The initial price thoughts of the Reg S senior unsecured Eurobond was in the 9.375% area.
The orderbook peaked over $990 million, before settling on $880 million, including $120 million of JLM interest.
According to ratings agency Fitch, the bond has room for “slight outperformance in the secondary market post issue.”
The fixed rate Wakala Murabaha structure is expected to be rated BB by Fitch and B+ by S&P, in line with the issuer’s own rating.
The Tadawul-listed company has mandated Abu Dhabi Commercial Bank, Citi, Emirates NBD Capital, Goldman Sachs International (B&D) and Mashreq as joint global coordinators and bookrunners, alongside Arqaam Capital, Dubai Islamic Bank, First Abu Dhabi Bank, JP Morgan Securities, RAKBank and Sharjah Islamic Bank as joint lead managers and bookrunners.

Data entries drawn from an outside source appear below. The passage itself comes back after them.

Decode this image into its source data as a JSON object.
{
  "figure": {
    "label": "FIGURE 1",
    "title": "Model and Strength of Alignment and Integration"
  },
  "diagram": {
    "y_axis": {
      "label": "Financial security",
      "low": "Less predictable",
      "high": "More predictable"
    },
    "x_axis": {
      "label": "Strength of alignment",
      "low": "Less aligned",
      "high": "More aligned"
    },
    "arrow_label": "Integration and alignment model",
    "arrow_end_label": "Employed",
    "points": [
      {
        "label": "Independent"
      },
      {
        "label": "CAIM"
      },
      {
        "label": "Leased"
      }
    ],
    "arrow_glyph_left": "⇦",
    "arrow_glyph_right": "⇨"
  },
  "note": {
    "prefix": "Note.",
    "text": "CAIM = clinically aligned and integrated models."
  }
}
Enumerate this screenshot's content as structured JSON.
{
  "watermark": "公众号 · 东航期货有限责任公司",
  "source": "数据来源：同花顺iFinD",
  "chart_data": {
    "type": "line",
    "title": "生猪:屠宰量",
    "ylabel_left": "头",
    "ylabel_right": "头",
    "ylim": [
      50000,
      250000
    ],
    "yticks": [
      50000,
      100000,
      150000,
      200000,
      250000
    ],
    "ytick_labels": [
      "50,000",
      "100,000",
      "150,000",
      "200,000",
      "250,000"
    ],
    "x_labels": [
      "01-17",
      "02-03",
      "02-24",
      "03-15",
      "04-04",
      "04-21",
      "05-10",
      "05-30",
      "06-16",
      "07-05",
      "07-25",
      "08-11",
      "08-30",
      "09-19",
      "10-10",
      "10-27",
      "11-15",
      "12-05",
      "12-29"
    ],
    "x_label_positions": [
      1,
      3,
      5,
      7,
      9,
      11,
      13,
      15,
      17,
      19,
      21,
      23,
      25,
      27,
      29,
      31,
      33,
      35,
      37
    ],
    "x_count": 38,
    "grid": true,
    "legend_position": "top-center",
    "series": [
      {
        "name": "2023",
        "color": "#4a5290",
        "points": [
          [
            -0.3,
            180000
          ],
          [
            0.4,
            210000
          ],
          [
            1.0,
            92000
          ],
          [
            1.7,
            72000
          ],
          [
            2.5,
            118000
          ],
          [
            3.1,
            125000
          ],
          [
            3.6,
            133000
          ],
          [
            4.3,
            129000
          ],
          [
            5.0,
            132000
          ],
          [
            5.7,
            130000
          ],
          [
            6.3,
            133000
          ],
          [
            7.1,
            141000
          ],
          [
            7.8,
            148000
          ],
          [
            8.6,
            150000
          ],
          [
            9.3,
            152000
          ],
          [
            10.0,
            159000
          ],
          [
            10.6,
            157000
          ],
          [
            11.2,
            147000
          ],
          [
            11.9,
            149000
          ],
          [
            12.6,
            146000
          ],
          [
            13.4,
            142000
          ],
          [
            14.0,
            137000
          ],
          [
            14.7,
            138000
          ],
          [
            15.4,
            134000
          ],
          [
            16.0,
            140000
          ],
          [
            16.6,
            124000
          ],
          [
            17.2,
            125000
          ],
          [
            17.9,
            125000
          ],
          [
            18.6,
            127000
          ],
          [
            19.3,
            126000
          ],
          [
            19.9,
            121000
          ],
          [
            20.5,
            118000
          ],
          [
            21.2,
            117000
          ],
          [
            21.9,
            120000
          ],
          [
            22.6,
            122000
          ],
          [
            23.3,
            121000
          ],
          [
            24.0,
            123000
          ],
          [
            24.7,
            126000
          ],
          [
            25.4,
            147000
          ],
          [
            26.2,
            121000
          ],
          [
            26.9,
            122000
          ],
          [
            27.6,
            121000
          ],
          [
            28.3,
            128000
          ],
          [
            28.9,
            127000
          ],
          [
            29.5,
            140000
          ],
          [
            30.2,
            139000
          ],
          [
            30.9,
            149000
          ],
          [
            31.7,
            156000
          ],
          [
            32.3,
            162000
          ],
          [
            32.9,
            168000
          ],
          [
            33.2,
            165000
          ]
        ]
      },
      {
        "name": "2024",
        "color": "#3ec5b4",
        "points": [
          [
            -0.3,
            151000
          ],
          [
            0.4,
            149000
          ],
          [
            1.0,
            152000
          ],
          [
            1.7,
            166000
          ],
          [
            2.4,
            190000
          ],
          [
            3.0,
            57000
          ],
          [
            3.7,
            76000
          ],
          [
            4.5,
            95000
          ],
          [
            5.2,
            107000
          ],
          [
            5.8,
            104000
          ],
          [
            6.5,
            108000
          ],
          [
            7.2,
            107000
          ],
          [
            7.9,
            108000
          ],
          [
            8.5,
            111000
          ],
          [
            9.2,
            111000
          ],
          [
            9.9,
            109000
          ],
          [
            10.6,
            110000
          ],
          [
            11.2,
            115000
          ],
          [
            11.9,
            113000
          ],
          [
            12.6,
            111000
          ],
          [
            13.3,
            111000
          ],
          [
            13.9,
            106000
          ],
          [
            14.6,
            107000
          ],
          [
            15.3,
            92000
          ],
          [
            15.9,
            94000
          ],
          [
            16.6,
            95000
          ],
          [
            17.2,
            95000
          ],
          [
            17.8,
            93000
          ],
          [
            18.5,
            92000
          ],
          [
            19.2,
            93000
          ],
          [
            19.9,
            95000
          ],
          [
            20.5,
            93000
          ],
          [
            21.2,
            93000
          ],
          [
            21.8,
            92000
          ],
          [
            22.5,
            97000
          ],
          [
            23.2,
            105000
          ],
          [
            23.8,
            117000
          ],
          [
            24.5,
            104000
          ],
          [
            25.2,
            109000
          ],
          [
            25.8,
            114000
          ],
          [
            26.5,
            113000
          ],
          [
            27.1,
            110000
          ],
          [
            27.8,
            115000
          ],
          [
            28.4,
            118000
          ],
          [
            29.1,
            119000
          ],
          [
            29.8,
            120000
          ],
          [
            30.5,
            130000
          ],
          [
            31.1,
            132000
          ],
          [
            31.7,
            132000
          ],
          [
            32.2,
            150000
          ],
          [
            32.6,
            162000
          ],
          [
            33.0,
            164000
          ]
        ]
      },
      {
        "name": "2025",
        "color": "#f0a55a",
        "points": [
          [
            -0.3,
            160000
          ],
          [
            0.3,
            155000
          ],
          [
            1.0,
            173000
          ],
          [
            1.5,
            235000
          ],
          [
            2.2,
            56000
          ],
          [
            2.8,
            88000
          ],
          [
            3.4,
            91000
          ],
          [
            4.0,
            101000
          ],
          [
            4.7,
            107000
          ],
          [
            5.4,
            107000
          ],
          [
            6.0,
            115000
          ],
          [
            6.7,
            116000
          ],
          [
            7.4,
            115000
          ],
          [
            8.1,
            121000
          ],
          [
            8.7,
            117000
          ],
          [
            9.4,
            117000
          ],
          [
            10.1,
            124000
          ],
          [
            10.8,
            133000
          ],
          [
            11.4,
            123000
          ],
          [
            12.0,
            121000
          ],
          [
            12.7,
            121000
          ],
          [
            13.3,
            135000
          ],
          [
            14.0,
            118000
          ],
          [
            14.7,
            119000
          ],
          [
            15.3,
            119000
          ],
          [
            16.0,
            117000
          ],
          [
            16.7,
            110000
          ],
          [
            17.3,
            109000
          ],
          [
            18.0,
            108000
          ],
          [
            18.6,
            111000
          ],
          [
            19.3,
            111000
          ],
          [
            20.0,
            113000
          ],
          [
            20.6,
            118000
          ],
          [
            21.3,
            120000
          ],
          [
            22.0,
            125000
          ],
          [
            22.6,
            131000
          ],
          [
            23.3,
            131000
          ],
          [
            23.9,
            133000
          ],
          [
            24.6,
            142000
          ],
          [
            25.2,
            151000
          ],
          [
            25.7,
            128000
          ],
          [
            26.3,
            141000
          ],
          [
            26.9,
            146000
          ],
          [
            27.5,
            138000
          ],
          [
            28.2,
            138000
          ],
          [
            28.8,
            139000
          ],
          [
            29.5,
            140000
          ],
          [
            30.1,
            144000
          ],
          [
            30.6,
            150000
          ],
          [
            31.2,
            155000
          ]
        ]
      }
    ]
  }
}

The sukuk will come under Cenomi Centers’ $1 billion trust certificate issuance programme, with Arabian Centres Sukuk IV Limited listed as the trustee. It will be listed on The International Stock Exchange (TISE).
Emirates NBD Capital is the sole Islamic structuring bank on the offering.
Proceeds will refinance the company’s existing $875 million bond maturing in October 2026 as part of a concurrent tender offer, along with repaying bank debt.